Transcripts Database

Overview

Scout can analyze transcripts from any source (e.g. Agent traces, RL rollouts, etc.) so long as the transcripts have been organized into a transcripts database. Transcript databases use Parquet files for storage and can be located in the local filesystem or remote systems like S3.

The purpose of transcript databases is to provide a common baseline format for scanners to read from. You might use transcript databases as your cannonical storage for transcripts, or you might alternatively store them in another system entirely (e.g. a Postgress database) and extract them into a Scout database for a given analysis project.

This documentation covers how to create transcript databases, import your transcripts into them, and publish them for use by others. If you just want to read existing transcript databases see the general article on Transcripts,

Creating a Database

If you have some existing source of transcript data it is straightforward to import it into a Scout database. Transcript databases have very few required fields (minimally just transcript_id and messages) but there are other fields that identify the source of the transcript that you’ll likely want to populate. You can also include arbitrary other columns in the database (metadata) which can be used for transcript filtering.
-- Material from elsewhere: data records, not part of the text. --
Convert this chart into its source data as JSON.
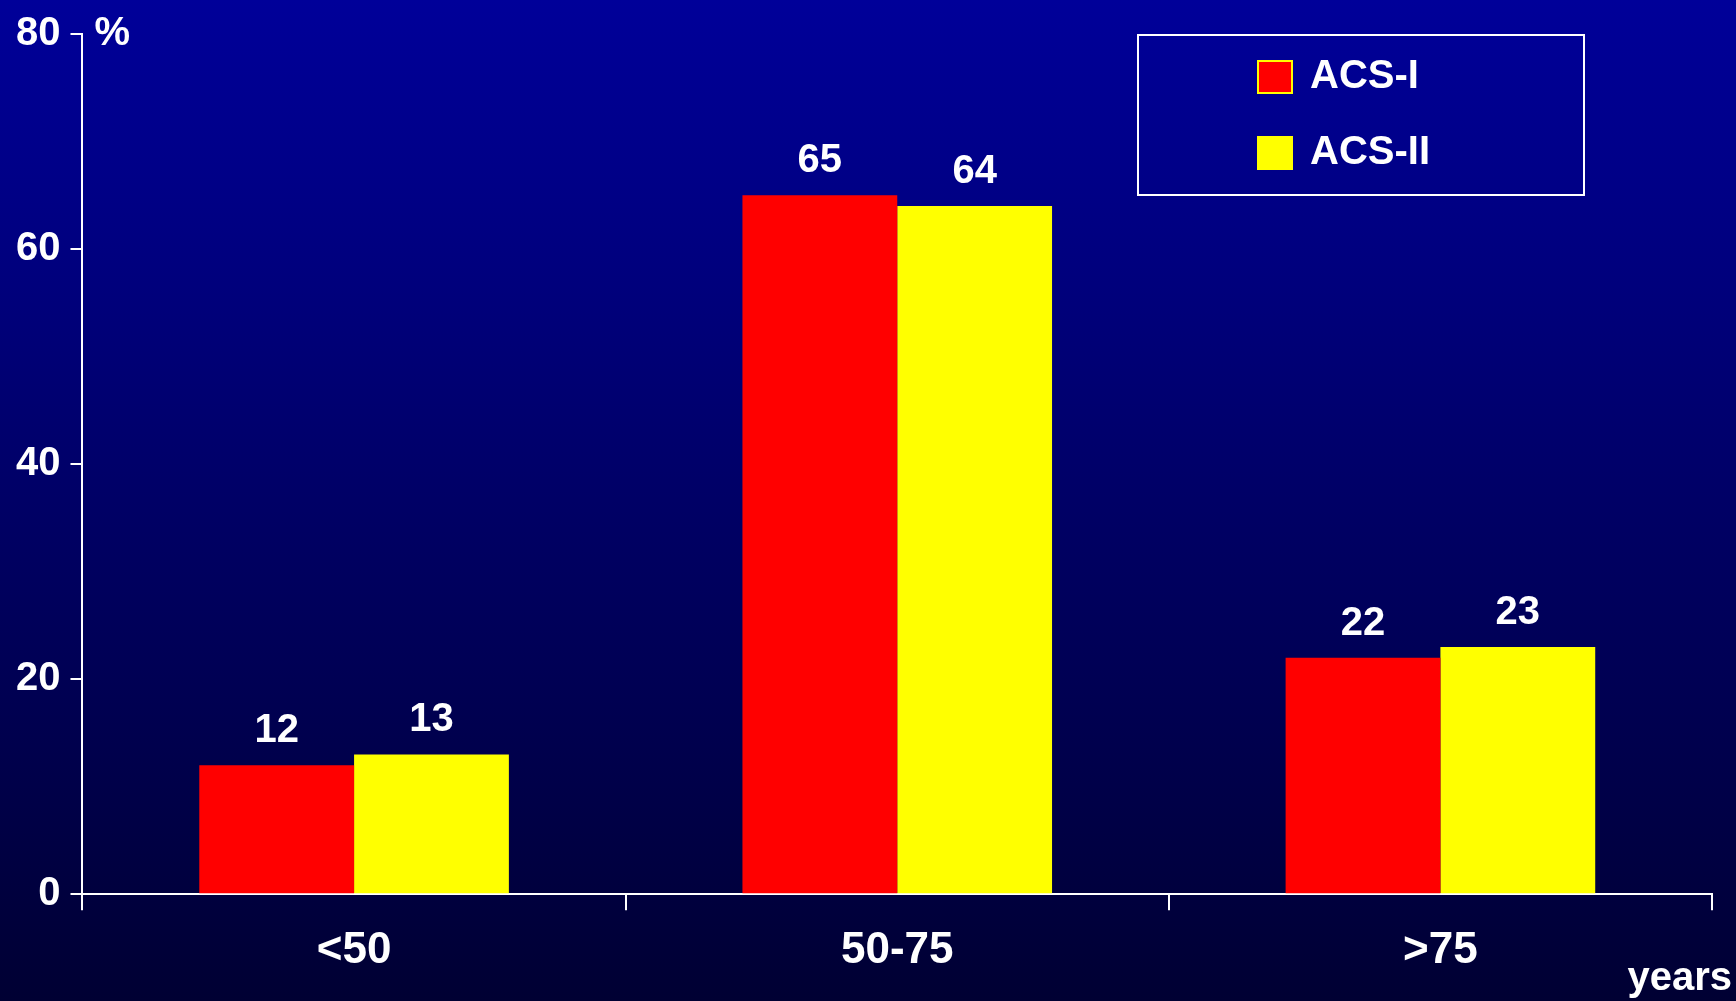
{
  "chart_data": {
    "type": "bar",
    "categories": [
      "<50",
      "50-75",
      ">75"
    ],
    "series": [
      {
        "name": "ACS-I",
        "color": "#ff0000",
        "values": [
          12,
          65,
          22
        ]
      },
      {
        "name": "ACS-II",
        "color": "#ffff00",
        "values": [
          13,
          64,
          23
        ]
      }
    ],
    "ylim": [
      0,
      80
    ],
    "yticks": [
      0,
      20,
      40,
      60,
      80
    ],
    "ylabel": "%",
    "xlabel": "years",
    "grid": false,
    "legend": "top right",
    "data_labels": true
  }
}
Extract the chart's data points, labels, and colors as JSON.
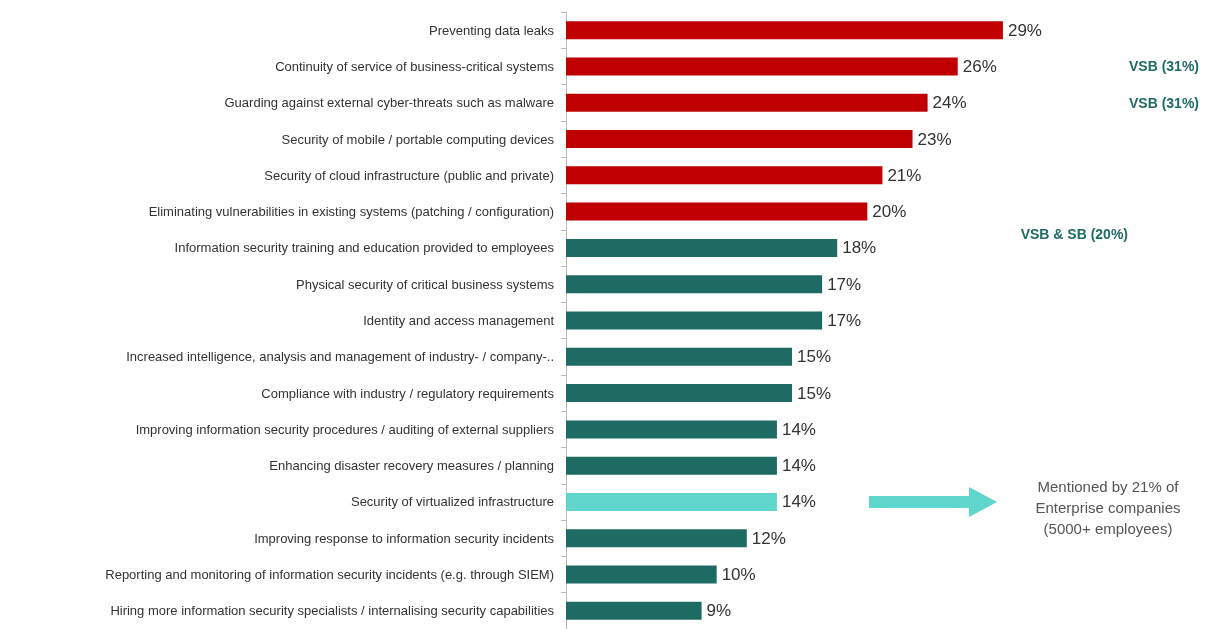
{
  "chart_data": {
    "type": "bar",
    "orientation": "horizontal",
    "categories": [
      "Preventing data leaks",
      "Continuity of service of business-critical systems",
      "Guarding against external cyber-threats such as malware",
      "Security of mobile / portable computing devices",
      "Security of cloud infrastructure (public and private)",
      "Eliminating vulnerabilities in existing systems (patching / configuration)",
      "Information security training and education provided to employees",
      "Physical security of critical business systems",
      "Identity and access management",
      "Increased intelligence, analysis and management of industry- / company-..",
      "Compliance with industry / regulatory requirements",
      "Improving information security procedures / auditing of external suppliers",
      "Enhancing disaster recovery measures / planning",
      "Security of virtualized infrastructure",
      "Improving response to information security incidents",
      "Reporting and monitoring of information security incidents (e.g. through SIEM)",
      "Hiring more information security specialists / internalising security capabilities"
    ],
    "values": [
      29,
      26,
      24,
      23,
      21,
      20,
      18,
      17,
      17,
      15,
      15,
      14,
      14,
      14,
      12,
      10,
      9
    ],
    "value_labels": [
      "29%",
      "26%",
      "24%",
      "23%",
      "21%",
      "20%",
      "18%",
      "17%",
      "17%",
      "15%",
      "15%",
      "14%",
      "14%",
      "14%",
      "12%",
      "10%",
      "9%"
    ],
    "colors": [
      "#c00000",
      "#c00000",
      "#c00000",
      "#c00000",
      "#c00000",
      "#c00000",
      "#1e6b64",
      "#1e6b64",
      "#1e6b64",
      "#1e6b64",
      "#1e6b64",
      "#1e6b64",
      "#1e6b64",
      "#5fd6cc",
      "#1e6b64",
      "#1e6b64",
      "#1e6b64"
    ],
    "annotations": [
      "VSB (31%)",
      "VSB (31%)",
      "VSB & SB (20%)",
      "Mentioned by 21% of\nEnterprise companies\n(5000+ employees)"
    ]
  }
}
Use the transcripts_db() async context manager to open a connection to a database (which can be stored in a local file path or remote file system like S3):

from inspect_scout import transcripts_db

async with transcripts_db("s3://my-transcripts") as db:
    # TODO: insert transcripts into db

To popualte the database you’ll need to:

  1. Understand the Database Schema and decide how you want to map your data source into it; and

  2. Pick a method for Importing Transcripts and implement the logic for inserting your data.

Publishing Transcripts

If you want to publish transcripts for use by others, it’s important to take precautions to ensure that the transcripts are not unintentionally read by web crawlers. Some techniques for doing this include using protected S3 buckets or permissioned HuggingFace datasets, as well as encryping the Parquet files that hold the transcripts. The article on Publishing Transcripts includes additional details on how to do this.